In 1986, the U.S. Congress approved a bill to increase the period of Daylight Saving Time, moving the start to the first Sunday in April. The goal was to conserve oil used for generating electricity—an estimated 300,000 barrels annually. (In 2005, the entire state of Indiana became the 48th state to observe Daylight Saving Time.)
The rules for DST changed in 2007 for the first time in more than 20 years. The new changes were enacted by the Energy Policy Act of 2005, which extended the length of DST in the interest of reducing energy consumption. The rules increased the duration of DST by about one month.
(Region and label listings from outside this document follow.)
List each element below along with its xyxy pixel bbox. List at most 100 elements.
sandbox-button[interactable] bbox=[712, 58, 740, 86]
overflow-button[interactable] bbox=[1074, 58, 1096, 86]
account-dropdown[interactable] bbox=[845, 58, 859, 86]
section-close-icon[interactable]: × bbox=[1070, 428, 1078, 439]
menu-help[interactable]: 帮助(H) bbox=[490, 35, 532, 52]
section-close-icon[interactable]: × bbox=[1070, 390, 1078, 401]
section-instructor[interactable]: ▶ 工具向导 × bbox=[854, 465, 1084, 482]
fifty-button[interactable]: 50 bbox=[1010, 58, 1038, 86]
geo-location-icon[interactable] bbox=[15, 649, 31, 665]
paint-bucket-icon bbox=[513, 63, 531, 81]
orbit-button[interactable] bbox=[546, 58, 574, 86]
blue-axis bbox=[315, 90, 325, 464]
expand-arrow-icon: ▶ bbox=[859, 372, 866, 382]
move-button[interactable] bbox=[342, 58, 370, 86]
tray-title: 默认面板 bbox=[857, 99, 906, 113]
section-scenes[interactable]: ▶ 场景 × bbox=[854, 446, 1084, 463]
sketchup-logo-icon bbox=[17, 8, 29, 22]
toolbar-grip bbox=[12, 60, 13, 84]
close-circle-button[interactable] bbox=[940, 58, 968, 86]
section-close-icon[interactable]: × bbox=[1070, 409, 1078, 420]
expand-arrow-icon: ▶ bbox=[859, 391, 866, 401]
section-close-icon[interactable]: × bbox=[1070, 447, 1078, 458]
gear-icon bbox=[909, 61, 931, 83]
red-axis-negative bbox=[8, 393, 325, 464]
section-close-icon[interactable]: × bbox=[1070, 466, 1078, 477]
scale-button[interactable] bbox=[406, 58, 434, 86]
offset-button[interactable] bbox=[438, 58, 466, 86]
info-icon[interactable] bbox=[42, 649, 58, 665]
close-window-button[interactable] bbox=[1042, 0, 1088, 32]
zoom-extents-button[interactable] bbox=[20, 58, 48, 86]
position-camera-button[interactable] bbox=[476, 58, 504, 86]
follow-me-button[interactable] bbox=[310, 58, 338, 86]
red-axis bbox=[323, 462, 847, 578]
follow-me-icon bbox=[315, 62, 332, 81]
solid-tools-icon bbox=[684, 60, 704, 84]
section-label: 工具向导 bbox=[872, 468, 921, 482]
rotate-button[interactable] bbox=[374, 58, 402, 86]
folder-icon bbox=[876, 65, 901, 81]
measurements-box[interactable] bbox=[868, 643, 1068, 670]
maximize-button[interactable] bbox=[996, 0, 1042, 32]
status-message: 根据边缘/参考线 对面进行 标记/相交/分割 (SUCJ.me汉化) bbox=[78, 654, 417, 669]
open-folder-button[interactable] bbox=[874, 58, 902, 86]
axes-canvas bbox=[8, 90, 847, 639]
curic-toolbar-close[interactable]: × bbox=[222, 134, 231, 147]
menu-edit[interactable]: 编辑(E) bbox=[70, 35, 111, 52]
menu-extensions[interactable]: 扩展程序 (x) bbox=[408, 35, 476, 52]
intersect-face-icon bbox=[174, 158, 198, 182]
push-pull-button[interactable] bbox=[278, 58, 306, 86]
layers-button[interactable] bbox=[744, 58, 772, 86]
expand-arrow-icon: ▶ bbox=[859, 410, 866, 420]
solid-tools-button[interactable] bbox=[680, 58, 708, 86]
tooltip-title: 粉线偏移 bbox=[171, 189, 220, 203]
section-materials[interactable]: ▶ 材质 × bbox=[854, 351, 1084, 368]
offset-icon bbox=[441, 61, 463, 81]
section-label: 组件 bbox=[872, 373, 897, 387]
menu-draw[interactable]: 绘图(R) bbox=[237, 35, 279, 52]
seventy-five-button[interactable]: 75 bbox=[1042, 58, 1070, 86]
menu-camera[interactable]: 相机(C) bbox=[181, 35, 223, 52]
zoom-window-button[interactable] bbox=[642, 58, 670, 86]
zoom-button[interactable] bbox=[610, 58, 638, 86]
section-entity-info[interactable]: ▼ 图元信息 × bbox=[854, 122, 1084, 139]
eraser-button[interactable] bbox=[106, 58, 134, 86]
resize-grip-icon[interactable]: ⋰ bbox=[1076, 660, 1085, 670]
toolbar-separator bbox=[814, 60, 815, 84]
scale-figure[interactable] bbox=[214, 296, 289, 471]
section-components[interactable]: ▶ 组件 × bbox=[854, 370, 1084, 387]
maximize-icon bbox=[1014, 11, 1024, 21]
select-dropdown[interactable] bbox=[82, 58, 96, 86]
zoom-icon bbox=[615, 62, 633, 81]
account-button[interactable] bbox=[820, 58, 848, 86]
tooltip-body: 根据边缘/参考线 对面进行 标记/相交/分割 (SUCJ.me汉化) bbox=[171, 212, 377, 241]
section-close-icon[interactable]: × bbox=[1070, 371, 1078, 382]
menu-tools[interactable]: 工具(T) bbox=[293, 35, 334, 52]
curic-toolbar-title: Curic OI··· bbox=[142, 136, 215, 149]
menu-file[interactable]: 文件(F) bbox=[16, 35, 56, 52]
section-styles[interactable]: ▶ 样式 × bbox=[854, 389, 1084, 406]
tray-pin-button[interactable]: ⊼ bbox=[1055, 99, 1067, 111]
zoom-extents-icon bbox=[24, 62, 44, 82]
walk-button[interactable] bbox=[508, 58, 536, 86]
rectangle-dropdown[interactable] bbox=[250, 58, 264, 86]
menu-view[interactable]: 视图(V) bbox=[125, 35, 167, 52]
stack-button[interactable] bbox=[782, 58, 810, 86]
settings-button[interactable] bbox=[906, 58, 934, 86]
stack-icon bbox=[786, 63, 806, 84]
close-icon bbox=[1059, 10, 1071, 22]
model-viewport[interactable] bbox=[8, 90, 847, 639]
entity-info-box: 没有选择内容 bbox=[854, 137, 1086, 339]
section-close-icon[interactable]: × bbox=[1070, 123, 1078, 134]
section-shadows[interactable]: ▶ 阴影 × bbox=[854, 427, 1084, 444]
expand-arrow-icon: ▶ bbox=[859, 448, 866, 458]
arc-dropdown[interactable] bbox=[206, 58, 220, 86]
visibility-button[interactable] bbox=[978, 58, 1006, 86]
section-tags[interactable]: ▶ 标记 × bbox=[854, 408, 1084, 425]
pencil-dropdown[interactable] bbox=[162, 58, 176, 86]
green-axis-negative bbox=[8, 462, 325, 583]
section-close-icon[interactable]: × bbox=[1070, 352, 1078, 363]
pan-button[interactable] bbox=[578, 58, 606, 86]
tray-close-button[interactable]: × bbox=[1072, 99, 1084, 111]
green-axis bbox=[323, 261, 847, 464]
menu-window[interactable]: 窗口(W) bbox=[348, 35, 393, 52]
DST is now in effect for 238 days, or about 65% of the year, although US Congress retained the right to revert to the prior law should the change prove unpopular or if energy savings are not significant.
Currently in the US, DST starts on the second Sunday of March and ends on the first Sunday of November. It is applicable to most US states.
Hawaii and Arizona are the only two states in the U.S. that do not observe daylight savings time. However, several overseas territories do not observe daylight savings time. Those territories include American Samoa, Guam, Northern Mariana Islands, Puerto Rico, and the U.S. Virgin Islands.
The map below shows the regions of the world that use DST (Updated 2021).
DST start and end dates in the US and Europe (Except for a few US states that use standard time):
United States
European Union
 Year  DST Begins at 2 a.m. DST Ends at 2 a.m. Summertime period begins at 1 a.m. UT Summertime period ends at 1 a.m. UT
2017 March 12 November 5 March 26 October 29
2018 March 11 November 4 March 25 October 28
2019 March 10 November 3 March 31 October 27
2020 March 8 November 1 March 29 October 25
2021 March 14 November 7 March 28 October 31
2022 March 13 November 6 March 27 October 30
2023 March 12 November 5 March 26 October 29
March 10
November 3
March 31
October 27
DST start and end time also differ among countries.